When everyone returns to their hotel room one night, Mick dances to one of the tunes in a hotel room, while everyone else sits around, tests the beds, and comes to a stop for the day. But Mick’s still hearing the beat and dancing to it. In Live at the Shrine, Kuti has built a community center that also serves as their performance venue — that houses him and his family in a comfortable apartment. In this sanctum, he dances with a woman, but the intensity with which he feels the beat repels her, regardless of any other intimacy they share at other times, and Kuti remains set apart from everyone else in the room in his allegiance to music above all.
Watching Gimme Shelter is demoralizing, a bad acid trip that can’t be stopped once it’s started. Mick Jagger wheedles the restive crowd at Altamont to just “sit back and get in the groove,” but then the band plays “Under My Thumb.” While the song does have a groove, it is also about a guy who has discovered the joys of having power over his woman. I was dismayed to hear the “greatest rock and roll band on Earth,” as the Stones liked to call themselves, abandon their chance to wield their influence in a positive way and just throw down another hit, and one that basically advocates disrespect. And the Altamont crowd remained restless: A man pulled a gun, the biker pulled his knife, and the rest became history.

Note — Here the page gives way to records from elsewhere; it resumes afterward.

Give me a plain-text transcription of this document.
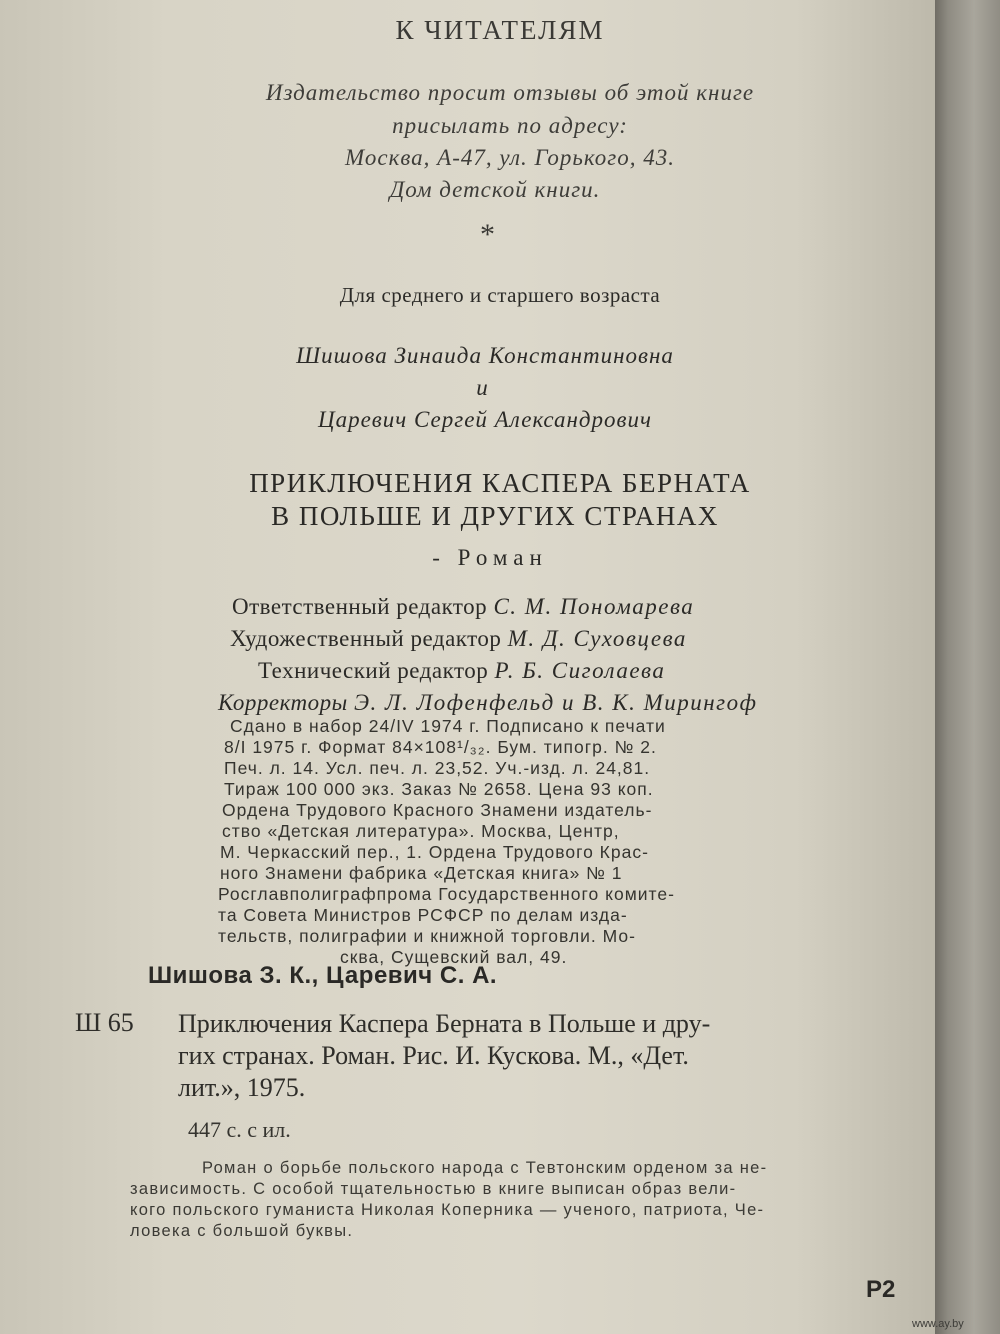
К ЧИТАТЕЛЯМ
Издательство просит отзывы об этой книге
присылать по адресу:
Москва, А-47, ул. Горького, 43.
Дом детской книги.
*
Для среднего и старшего возраста
Шишова Зинаида Константиновна
и
Царевич Сергей Александрович
ПРИКЛЮЧЕНИЯ КАСПЕРА БЕРНАТА
В ПОЛЬШЕ И ДРУГИХ СТРАНАХ
- Роман
Ответственный редактор С. М. Пономарева
Художественный редактор М. Д. Суховцева
Технический редактор Р. Б. Сиголаева
Корректоры Э. Л. Лофенфельд и В. К. Мирингоф
Сдано в набор 24/IV 1974 г. Подписано к печати
8/I 1975 г. Формат 84×108¹/₃₂. Бум. типогр. № 2.
Печ. л. 14. Усл. печ. л. 23,52. Уч.-изд. л. 24,81.
Тираж 100 000 экз. Заказ № 2658. Цена 93 коп.
Ордена Трудового Красного Знамени издатель-
ство «Детская литература». Москва, Центр,
М. Черкасский пер., 1. Ордена Трудового Крас-
ного Знамени фабрика «Детская книга» № 1
Росглавполиграфпрома Государственного комите-
та Совета Министров РСФСР по делам изда-
тельств, полиграфии и книжной торговли. Мо-
сква, Сущевский вал, 49.
Шишова З. К., Царевич С. А.
Ш 65 Приключения Каспера Берната в Польше и дру-
гих странах. Роман. Рис. И. Кускова. М., «Дет.
лит.», 1975.
447 с. с ил.
Роман о борьбе польского народа с Тевтонским орденом за не-
зависимость. С особой тщательностью в книге выписан образ вели-
кого польского гуманиста Николая Коперника — ученого, патриота, Че-
ловека с большой буквы.
Р2
www.ay.by
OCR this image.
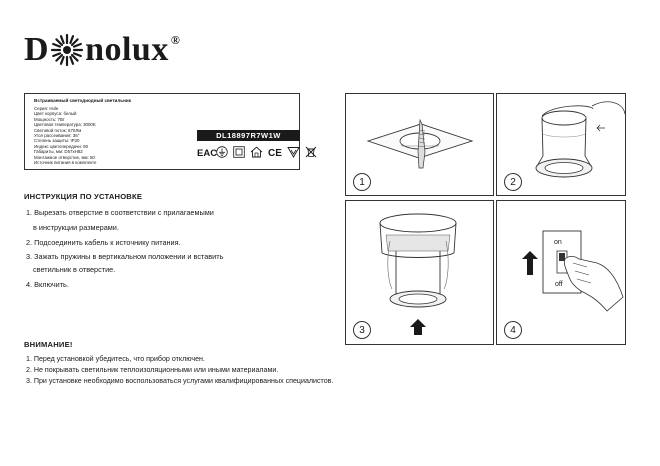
D nolux ®
Встраиваемый светодиодный светильник
Серия: Hole
Цвет корпуса: белый
Мощность: 7Вт
Цветовая температура: 3000K
Световой поток: 670Лм
Угол рассеивания: 36°
Степень защиты: IP20
Индекс цветопередачи: 90
Габариты, мм: D57xH82
Монтажное отверстие, мм: 50
Источник питания в комплекте
DL18897R7W1W
EAC	CE
ИНСТРУКЦИЯ ПО УСТАНОВКЕ
1. Вырезать отверстие в соответствии с прилагаемыми
в инструкции размерами.
2. Подсоединить кабель к источнику питания.
3. Зажать пружины в вертикальном положении и вставить
светильник в отверстие.
4. Включить.
ВНИМАНИЕ!
1. Перед установкой убедитесь, что прибор отключен.
2. Не покрывать светильник теплоизоляционными или иными материалами.
3. При установке необходимо воспользоваться услугами квалифицированных специалистов.
1	2
3
on
off
4
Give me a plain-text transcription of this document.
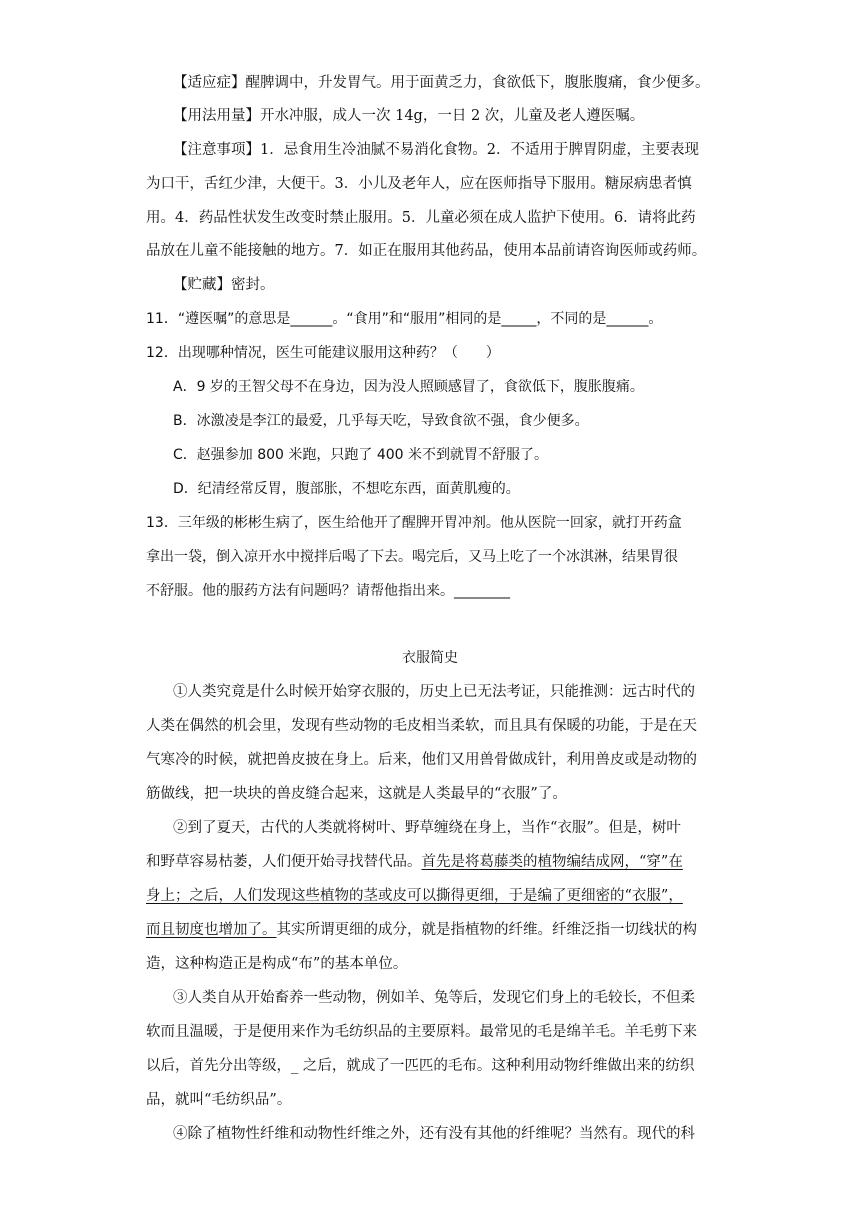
【适应症】醒脾调中，升发胃气。用于面黄乏力，食欲低下，腹胀腹痛，食少便多。
【用法用量】开水冲服，成人一次 14g，一日 2 次，儿童及老人遵医嘱。
【注意事项】1．忌食用生冷油腻不易消化食物。2．不适用于脾胃阴虚，主要表现
为口干，舌红少津，大便干。3．小儿及老年人，应在医师指导下服用。糖尿病患者慎
用。4．药品性状发生改变时禁止服用。5．儿童必须在成人监护下使用。6．请将此药
品放在儿童不能接触的地方。7．如正在服用其他药品，使用本品前请咨询医师或药师。
【贮藏】密封。
11．“遵医嘱”的意思是______。“食用”和“服用”相同的是_____，不同的是______。
12．出现哪种情况，医生可能建议服用这种药？（　　）
A．9 岁的王智父母不在身边，因为没人照顾感冒了，食欲低下，腹胀腹痛。
B．冰激凌是李江的最爱，几乎每天吃，导致食欲不强，食少便多。
C．赵强参加 800 米跑，只跑了 400 米不到就胃不舒服了。
D．纪清经常反胃，腹部胀，不想吃东西，面黄肌瘦的。
13．三年级的彬彬生病了，医生给他开了醒脾开胃冲剂。他从医院一回家，就打开药盒
拿出一袋，倒入凉开水中搅拌后喝了下去。喝完后，又马上吃了一个冰淇淋，结果胃很
不舒服。他的服药方法有问题吗？请帮他指出来。________
衣服简史
①人类究竟是什么时候开始穿衣服的，历史上已无法考证，只能推测：远古时代的
人类在偶然的机会里，发现有些动物的毛皮相当柔软，而且具有保暖的功能，于是在天
气寒冷的时候，就把兽皮披在身上。后来，他们又用兽骨做成针，利用兽皮或是动物的
筋做线，把一块块的兽皮缝合起来，这就是人类最早的“衣服”了。
②到了夏天，古代的人类就将树叶、野草缠绕在身上，当作“衣服”。但是，树叶
和野草容易枯萎，人们便开始寻找替代品。首先是将葛藤类的植物编结成网，“穿”在
身上；之后，人们发现这些植物的茎或皮可以撕得更细，于是编了更细密的“衣服”，
而且韧度也增加了。其实所谓更细的成分，就是指植物的纤维。纤维泛指一切线状的构
造，这种构造正是构成“布”的基本单位。
③人类自从开始畜养一些动物，例如羊、兔等后，发现它们身上的毛较长，不但柔
软而且温暖，于是便用来作为毛纺织品的主要原料。最常见的毛是绵羊毛。羊毛剪下来
以后，首先分出等级，_ 之后，就成了一匹匹的毛布。这种利用动物纤维做出来的纺织
品，就叫“毛纺织品”。
④除了植物性纤维和动物性纤维之外，还有没有其他的纤维呢？当然有。现代的科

To be fair, when he introduces one of his songs, Femi Kuti pleads with the Shrine audience not to throw their beverages but quickly gives up, saying, “You’re too drunk to hear my request.” The plastic bottles — and resin chairs — fly throughout his next song. But no one seems to get hurt, and the message Femi’s music brings to that hall full of dancers seems to lift everyone’s spirits a little higher than they were before.
DVD Extras
Fans of Femi Kuti will appreciate the series of bonus interviews in which he discusses his political beliefs, history, and explains the origins and lyrics of some of his songs. Kuti’s songs are more compelling than his interviews, however; he often seems impatient to get back to his music. (I found it useful to turn on the English subtitles and fast-forward to read the text of the interviews.) For those who want more context, a booklet included with the DVD provides song lyrics and some historical background.
Gimme Shelter has some worthwhile clips, including additional concert footage, radio news broadcasts, and a backstage scene with Tina Turner chatting with Mick Jagger while Ike Turner practices in the background.
Sound and Picture
Both of these documentaries are notable for their content and not their sound and picture quality. Gimme Shelter features some excellent performances of the Rolling Stones’ hits that I had never heard (“Under My Thumb” excepted, of course). Some of the Gimme Shelter extra segments have terrible sound, and the heavy accents of the impassioned speakers can make the interviews in Femi Kuti hard to follow.